Queens City Councilman Tony Avella launched his run for mayor Sunday - promising a grass-roots campaign for lower taxes, less development and better schools.
"This is the beginning of a revolution. We are going to change the way city government operates," Avella said on the steps of City Hall, surrounded by more than 100 sign-waving supporters.
"Even though my name is on the ballot, the campaign is not about me," he said. "It's about all of us - and everybody in this city - truly having a say and a stake in what happens in their own neighborhoods. And right now, they don't."
Avella, a 56-year-old Democrat, has represented Bayside, Whitestone and College Point in northeastern Queens since 2002.
He heads the Council's zoning subcommittee and has pushed to make it harder for developers to tear down buildings and replace them with bigger ones.
"We are allowing the real estate industry to control the agenda," Avella said. "Overdevelopment is destroying the residential character of every single community in every single borough, and that absolutely must stop."
Avella joins a crowded field of Democrats expected to include Council Speaker Christine Quinn, Controller Bill Thompson and U.S. Rep.

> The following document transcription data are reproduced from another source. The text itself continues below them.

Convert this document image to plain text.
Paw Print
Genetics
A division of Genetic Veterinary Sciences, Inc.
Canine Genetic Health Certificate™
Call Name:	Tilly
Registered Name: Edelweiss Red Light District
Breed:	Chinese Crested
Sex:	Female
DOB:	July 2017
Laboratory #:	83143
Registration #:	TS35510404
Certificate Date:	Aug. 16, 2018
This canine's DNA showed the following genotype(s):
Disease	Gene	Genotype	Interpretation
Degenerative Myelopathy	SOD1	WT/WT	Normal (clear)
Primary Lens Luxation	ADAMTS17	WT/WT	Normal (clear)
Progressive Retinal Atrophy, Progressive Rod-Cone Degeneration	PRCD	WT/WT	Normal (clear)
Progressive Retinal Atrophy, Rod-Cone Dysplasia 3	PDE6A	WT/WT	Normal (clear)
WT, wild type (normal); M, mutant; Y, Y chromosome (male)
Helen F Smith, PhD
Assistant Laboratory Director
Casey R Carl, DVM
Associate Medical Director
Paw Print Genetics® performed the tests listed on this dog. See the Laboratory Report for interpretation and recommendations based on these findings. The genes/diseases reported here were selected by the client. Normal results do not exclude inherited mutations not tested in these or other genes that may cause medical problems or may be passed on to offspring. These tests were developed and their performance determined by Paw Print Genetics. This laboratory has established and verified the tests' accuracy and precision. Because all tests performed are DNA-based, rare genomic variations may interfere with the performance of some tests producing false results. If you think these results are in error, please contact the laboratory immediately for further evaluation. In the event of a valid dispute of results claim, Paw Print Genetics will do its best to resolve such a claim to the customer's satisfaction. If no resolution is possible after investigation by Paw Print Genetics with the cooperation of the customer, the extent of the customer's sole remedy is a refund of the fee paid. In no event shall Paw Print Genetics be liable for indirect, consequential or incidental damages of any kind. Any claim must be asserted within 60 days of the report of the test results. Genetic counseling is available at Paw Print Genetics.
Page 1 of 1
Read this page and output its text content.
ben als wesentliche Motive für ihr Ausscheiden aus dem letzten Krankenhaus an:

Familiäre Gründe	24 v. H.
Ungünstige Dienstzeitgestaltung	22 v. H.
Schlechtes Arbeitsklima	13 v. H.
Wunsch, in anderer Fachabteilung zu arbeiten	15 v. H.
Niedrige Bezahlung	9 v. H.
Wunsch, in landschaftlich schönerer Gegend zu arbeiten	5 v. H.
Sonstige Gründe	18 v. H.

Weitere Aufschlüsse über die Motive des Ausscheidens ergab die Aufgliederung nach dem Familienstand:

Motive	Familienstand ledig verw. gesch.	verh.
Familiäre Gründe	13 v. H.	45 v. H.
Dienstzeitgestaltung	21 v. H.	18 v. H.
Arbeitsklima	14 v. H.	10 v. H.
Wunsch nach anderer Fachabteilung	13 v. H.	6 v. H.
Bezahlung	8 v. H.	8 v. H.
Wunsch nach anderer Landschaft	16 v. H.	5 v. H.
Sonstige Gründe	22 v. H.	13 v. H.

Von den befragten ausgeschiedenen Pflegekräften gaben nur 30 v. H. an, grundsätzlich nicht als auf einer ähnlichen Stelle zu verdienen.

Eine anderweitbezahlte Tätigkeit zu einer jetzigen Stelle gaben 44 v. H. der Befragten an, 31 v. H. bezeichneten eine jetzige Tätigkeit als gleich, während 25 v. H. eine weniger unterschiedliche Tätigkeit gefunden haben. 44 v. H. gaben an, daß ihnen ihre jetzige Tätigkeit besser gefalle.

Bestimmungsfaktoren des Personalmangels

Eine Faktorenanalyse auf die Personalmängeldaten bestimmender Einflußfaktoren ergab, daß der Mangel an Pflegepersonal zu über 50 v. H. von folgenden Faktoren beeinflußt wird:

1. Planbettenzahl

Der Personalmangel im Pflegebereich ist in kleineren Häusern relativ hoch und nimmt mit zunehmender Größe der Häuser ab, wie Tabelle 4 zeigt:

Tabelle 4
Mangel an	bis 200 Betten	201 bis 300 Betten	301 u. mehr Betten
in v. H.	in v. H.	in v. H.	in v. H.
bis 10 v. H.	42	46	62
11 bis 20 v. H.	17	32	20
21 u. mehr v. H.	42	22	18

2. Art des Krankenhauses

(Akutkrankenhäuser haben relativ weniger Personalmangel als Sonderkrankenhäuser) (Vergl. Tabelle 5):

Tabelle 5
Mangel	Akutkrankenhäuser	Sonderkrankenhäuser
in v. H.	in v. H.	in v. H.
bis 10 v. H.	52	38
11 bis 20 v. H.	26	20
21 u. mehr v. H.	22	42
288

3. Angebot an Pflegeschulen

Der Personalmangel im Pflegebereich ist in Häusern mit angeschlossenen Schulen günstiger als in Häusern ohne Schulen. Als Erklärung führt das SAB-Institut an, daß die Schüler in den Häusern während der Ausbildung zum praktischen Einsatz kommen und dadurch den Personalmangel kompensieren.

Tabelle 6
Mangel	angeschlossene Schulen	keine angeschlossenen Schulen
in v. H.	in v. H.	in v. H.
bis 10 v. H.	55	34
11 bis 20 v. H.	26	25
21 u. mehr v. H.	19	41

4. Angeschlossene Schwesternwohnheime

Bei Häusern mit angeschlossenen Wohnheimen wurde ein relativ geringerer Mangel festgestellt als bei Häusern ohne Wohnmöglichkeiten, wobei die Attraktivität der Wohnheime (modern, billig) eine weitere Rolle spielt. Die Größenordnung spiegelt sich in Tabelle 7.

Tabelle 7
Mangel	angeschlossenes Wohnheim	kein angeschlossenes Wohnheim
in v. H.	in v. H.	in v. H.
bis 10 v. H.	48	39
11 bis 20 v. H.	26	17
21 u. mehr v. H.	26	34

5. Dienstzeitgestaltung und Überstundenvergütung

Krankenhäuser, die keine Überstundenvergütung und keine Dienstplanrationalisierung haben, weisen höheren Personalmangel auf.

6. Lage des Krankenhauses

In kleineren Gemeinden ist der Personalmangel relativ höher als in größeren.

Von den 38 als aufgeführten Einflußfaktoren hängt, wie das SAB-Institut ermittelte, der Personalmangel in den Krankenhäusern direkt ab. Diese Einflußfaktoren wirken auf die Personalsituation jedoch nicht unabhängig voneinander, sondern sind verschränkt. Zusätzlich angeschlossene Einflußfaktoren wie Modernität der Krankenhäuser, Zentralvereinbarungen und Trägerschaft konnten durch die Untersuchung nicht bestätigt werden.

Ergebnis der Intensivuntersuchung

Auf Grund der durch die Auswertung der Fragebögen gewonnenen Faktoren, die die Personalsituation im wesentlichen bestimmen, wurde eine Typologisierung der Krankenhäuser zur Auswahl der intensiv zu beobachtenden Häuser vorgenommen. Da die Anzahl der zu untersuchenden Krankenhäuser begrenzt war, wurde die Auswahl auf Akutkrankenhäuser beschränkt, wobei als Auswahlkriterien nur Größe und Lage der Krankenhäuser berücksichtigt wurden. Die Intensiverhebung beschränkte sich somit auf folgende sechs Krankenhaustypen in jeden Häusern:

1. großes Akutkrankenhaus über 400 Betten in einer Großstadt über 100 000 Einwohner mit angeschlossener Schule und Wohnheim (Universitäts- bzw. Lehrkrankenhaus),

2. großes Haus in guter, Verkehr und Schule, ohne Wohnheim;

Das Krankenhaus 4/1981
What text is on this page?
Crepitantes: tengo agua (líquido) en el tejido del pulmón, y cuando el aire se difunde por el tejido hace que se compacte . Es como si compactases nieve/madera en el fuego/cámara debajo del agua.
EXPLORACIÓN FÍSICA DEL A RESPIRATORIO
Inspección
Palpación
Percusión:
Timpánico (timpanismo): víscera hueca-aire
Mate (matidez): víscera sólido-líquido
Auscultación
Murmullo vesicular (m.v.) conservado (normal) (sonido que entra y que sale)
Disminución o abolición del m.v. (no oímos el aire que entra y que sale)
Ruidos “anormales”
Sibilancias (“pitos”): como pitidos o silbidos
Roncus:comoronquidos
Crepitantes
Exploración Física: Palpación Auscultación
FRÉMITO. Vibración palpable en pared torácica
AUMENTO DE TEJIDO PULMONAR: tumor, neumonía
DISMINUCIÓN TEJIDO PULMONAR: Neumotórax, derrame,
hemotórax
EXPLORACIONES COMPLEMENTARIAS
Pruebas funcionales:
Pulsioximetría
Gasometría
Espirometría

Anthony Weiner.
Others mulling a run include Brooklyn Borough President Marty Markowitz, also a Democrat, and supermarket magnate John Catsimatidis, a Republican.
Avella had raised just $180,940 as of the last filing deadline in January, far less than Thompson's $4.2 million, Weiner's $3.6 million, Quinn's $2.5 million and Markowitz's $900,000.
He said his campaign is underfunded because the real estate industry doesn't back him but predicted New Yorkers will support him because he isn't backed by special interests.
"I admit it - I'm the underdog," he said. "But we can win."